You can deduct contributions to charity only if you itemize deductions on your Schedule A of Form 1040 and the vehicle is qualified. A qualified vehicle is: A car or any motor vehicle manufactured mainly for use on public streets, roads, and highways, a boat, or an airplane.
Check the Value of Your Car or Qualifying Vehicle.
The maximum amount you can deduct on your income tax return is the fair market value of your car. Fair market value is the price a willing buyer would pay and a willing seller would accept for the car.
See What Your Record Keeping and Filing Responsibilities are
Deduction $500 or less. – If the qualified organization sells the vehicle for $500 or less you can deduct the smaller of: $500 or the vehicle’s fair market value on the date of the contribution. If the vehicle’s fair market value is at least $250 but not more than $500, you must have a written statement from the qualified organization acknowledging your donation.
Deduction more than $500 – If you donate a qualified vehicle with a claimed fair market value of more than $500 you must receive a 1098-C from the charity to claim a deduction. If the deduction is greater than $5,000 you must have a qualified appraisal. You can deduct the smaller of:
The gross proceeds from the sale of the vehicle by the organization, or the vehicle’s fair market value on the date of the contribution. As an example Edna donates her old Edsel to a charity. She had determined the fair market value of the auto was $2,500 but the charity sold her vehicle at auction for $2,200. The amount she can claim is $2,200 even though the FMV was $2,500.
When a tax return is filed if the deduction is more than $500, you must:
Attach Copy B of Form 1098-C to Form 8453, U.S. Individual Income Tax Transmittal for an IRS e-file Return, and mail the forms to the IRS, or
Include Copy B of Form 1098-C as a pdf attachment if your software program allows it.

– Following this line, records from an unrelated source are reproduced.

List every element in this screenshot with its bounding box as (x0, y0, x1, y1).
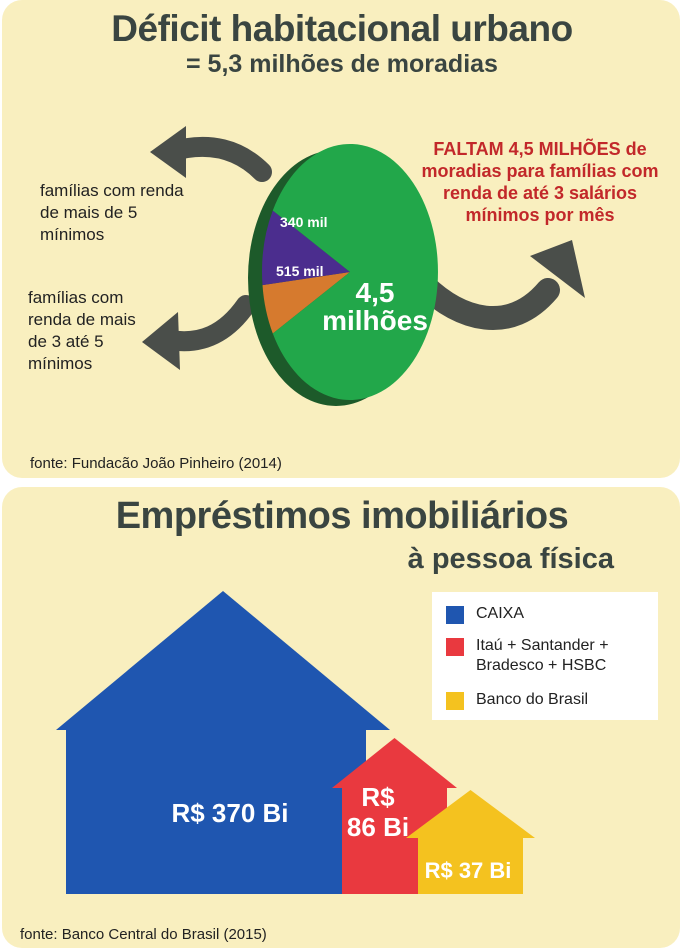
arrow-main-icon (413, 274, 560, 330)
loans-title: Empréstimos imobiliários (115, 495, 569, 537)
deficit-title: Déficit habitacional urbano (111, 8, 573, 49)
pie-slice-3to5 (262, 210, 350, 286)
house-private-label-line2: 86 Bi (347, 812, 409, 842)
legend-item-caixa: CAIXA (446, 604, 524, 624)
legend: CAIXA Itaú + Santander + Bradesco + HSBC… (432, 592, 658, 720)
pie-slice-upto3 (272, 144, 438, 400)
legend-swatch-bb (446, 692, 464, 710)
label-3to5-text: famílias com renda de mais de 3 até 5 mí… (28, 288, 136, 373)
pie-label-over5: 340 mil (280, 214, 327, 230)
legend-swatch-private (446, 638, 464, 656)
pie-slice-over5 (262, 272, 350, 334)
pie-label-3to5: 515 mil (276, 263, 323, 279)
legend-label-private: Itaú + Santander + Bradesco + HSBC (476, 636, 609, 676)
legend-label-private-line2: Bradesco + HSBC (476, 657, 607, 674)
label-over5-text: famílias com renda de mais de 5 mínimos (40, 181, 184, 244)
legend-label-caixa: CAIXA (476, 605, 525, 622)
label-over5: famílias com renda de mais de 5 mínimos (40, 180, 200, 246)
house-private-label-line1: R$ (361, 782, 395, 812)
house-bb-body (418, 838, 523, 894)
label-3to5: famílias com renda de mais de 3 até 5 mí… (28, 287, 153, 375)
loans-source: fonte: Banco Central do Brasil (2015) (20, 926, 267, 943)
house-caixa-body (66, 730, 366, 894)
loans-subtitle: à pessoa física (407, 543, 614, 575)
deficit-subtitle: = 5,3 milhões de moradias (186, 50, 498, 78)
deficit-source: fonte: Fundacão João Pinheiro (2014) (30, 455, 282, 472)
legend-item-bb: Banco do Brasil (446, 690, 588, 710)
house-private-roof (332, 738, 457, 788)
legend-label-bb: Banco do Brasil (476, 691, 589, 708)
legend-swatch-caixa (446, 606, 464, 624)
pie-label-upto3-unit: milhões (322, 305, 428, 336)
arrow-3to5-head-icon (142, 312, 180, 370)
legend-label-private-line1: Itaú + Santander + (476, 637, 609, 654)
pie-label-upto3-value: 4,5 (356, 277, 395, 308)
arrow-over5-head-icon (150, 126, 186, 178)
house-caixa-roof (56, 591, 390, 730)
arrow-main-head-icon (530, 240, 585, 298)
house-bb-roof (406, 790, 535, 838)
house-caixa-label: R$ 370 Bi (171, 798, 288, 828)
callout-text: FALTAM 4,5 MILHÕES de moradias para famí… (421, 139, 659, 225)
legend-item-private: Itaú + Santander + Bradesco + HSBC (446, 636, 609, 676)
house-bb-label: R$ 37 Bi (425, 858, 512, 883)
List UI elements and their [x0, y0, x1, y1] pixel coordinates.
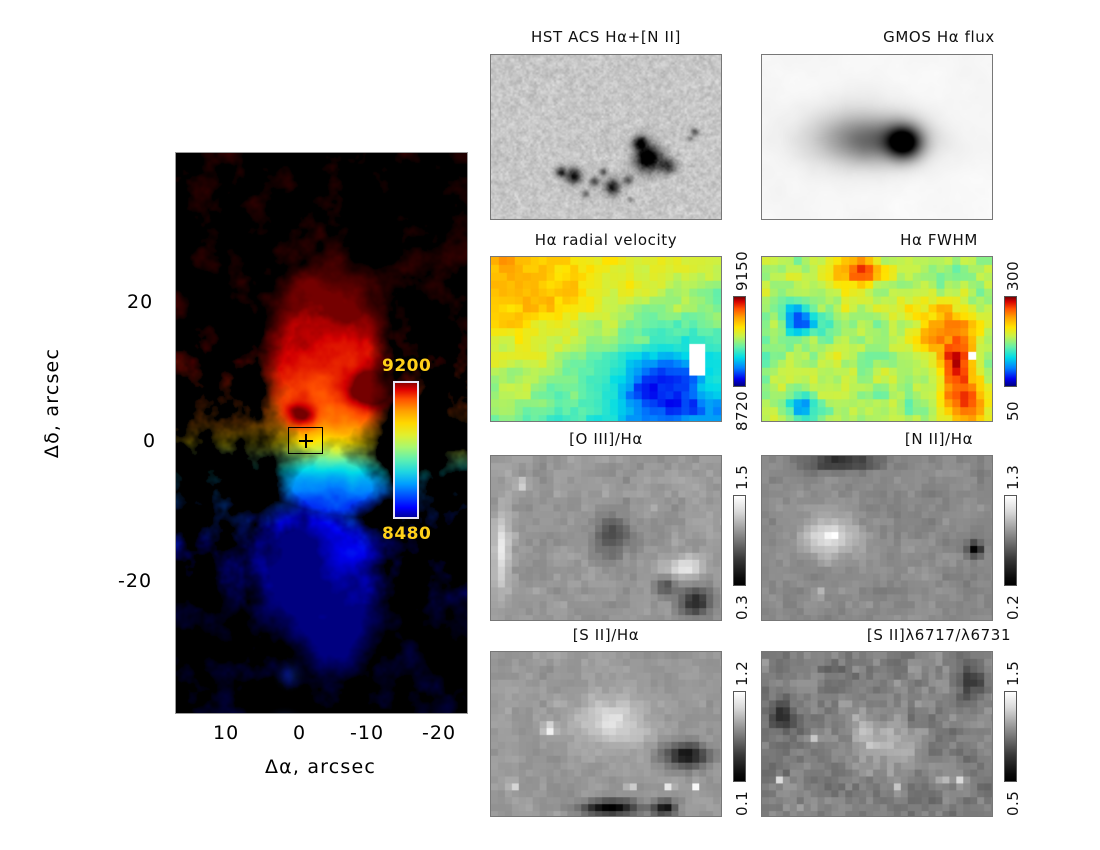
- map-title-sii-ha: [S II]/Hα: [572, 626, 640, 644]
- map-ha-fwhm[interactable]: [761, 256, 993, 422]
- map-ha-fwhm-image: [762, 257, 992, 421]
- crosshair-marker: [299, 434, 313, 448]
- colorbar-sii-ratio: [1004, 691, 1017, 782]
- colorbar-min-ha-fwhm: 50: [1004, 400, 1022, 421]
- colorbar-max-ha-radial-velocity: 9150: [733, 250, 751, 291]
- map-sii-ratio[interactable]: [761, 651, 993, 817]
- x-tick-10: 10: [213, 722, 240, 744]
- colorbar-sii-ha: [733, 691, 746, 782]
- map-ha-radial-velocity-image: [491, 257, 721, 421]
- y-tick-20: 20: [127, 291, 154, 313]
- map-gmos-ha-flux[interactable]: [761, 54, 993, 220]
- colorbar-max-oiii-ha: 1.5: [733, 464, 751, 490]
- map-gmos-ha-flux-image: [762, 55, 992, 219]
- map-sii-ratio-image: [762, 652, 992, 816]
- x-tick-minus20: -20: [422, 722, 457, 744]
- colorbar-max-sii-ratio: 1.5: [1004, 660, 1022, 686]
- velocity-colorbar-max-label: 9200: [382, 356, 432, 376]
- map-hst-acs[interactable]: [490, 54, 722, 220]
- colorbar-min-nii-ha: 0.2: [1004, 594, 1022, 620]
- map-title-sii-ratio: [S II]λ6717/λ6731: [866, 626, 1012, 644]
- colorbar-min-oiii-ha: 0.3: [733, 594, 751, 620]
- y-tick-0: 0: [143, 430, 157, 452]
- map-sii-ha-image: [491, 652, 721, 816]
- y-tick-minus20: -20: [118, 570, 153, 592]
- map-title-gmos-ha-flux: GMOS Hα flux: [883, 28, 995, 46]
- colorbar-min-sii-ha: 0.1: [733, 790, 751, 816]
- map-title-hst-acs: HST ACS Hα+[N II]: [531, 28, 681, 46]
- x-tick-0: 0: [293, 722, 307, 744]
- colorbar-max-nii-ha: 1.3: [1004, 464, 1022, 490]
- velocity-colorbar-min-label: 8480: [382, 524, 432, 544]
- map-sii-ha[interactable]: [490, 651, 722, 817]
- colorbar-min-sii-ratio: 0.5: [1004, 790, 1022, 816]
- velocity-colorbar: [393, 381, 419, 519]
- map-nii-ha-image: [762, 456, 992, 620]
- colorbar-min-ha-radial-velocity: 8720: [733, 390, 751, 431]
- colorbar-max-ha-fwhm: 300: [1004, 260, 1022, 291]
- velocity-field-panel[interactable]: [175, 152, 468, 714]
- x-tick-minus10: -10: [350, 722, 385, 744]
- colorbar-oiii-ha: [733, 495, 746, 586]
- x-axis-label: Δα, arcsec: [264, 756, 377, 778]
- map-title-ha-fwhm: Hα FWHM: [900, 231, 978, 249]
- map-oiii-ha[interactable]: [490, 455, 722, 621]
- colorbar-nii-ha: [1004, 495, 1017, 586]
- gmos-fov-box: [288, 427, 323, 454]
- map-hst-acs-image: [491, 55, 721, 219]
- colorbar-max-sii-ha: 1.2: [733, 660, 751, 686]
- map-title-oiii-ha: [O III]/Hα: [569, 430, 643, 448]
- map-ha-radial-velocity[interactable]: [490, 256, 722, 422]
- y-axis-label: Δδ, arcsec: [41, 347, 63, 459]
- colorbar-ha-radial-velocity: [733, 296, 746, 387]
- map-title-ha-radial-velocity: Hα radial velocity: [534, 231, 678, 249]
- colorbar-ha-fwhm: [1004, 296, 1017, 387]
- map-title-nii-ha: [N II]/Hα: [904, 430, 974, 448]
- map-oiii-ha-image: [491, 456, 721, 620]
- map-nii-ha[interactable]: [761, 455, 993, 621]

If you do not attach Form 1098-C (or other statement), you cannot deduct your contribution.
There are two exceptions to the rules just described for deductions of more than $500. The Form 1098-C (or other statement) will show if either exception applies.
Exception 1– Vehicle used or improved by organization. If the qualified organization makes a significant intervening use of or material improvement to the vehicle before transferring it, you generally can deduct the vehicle’s fair market value at the time of the contribution. But if the vehicle’s fair market value was more than your cost or other basis, you may have to reduce the fair market value to get the deductible amount
Exception 2 – Vehicle given or sold to needy individual. If the qualified organization will give the vehicle, or sell it for a price well below fair market value, to a needy individual to further the organization’s charitable purpose, you generally can deduct the vehicle’s fair market value at the time of the contribution. But if the vehicle’s fair market value was more than your cost or other basis, you may have to reduce the fair market value to get the deductible amount.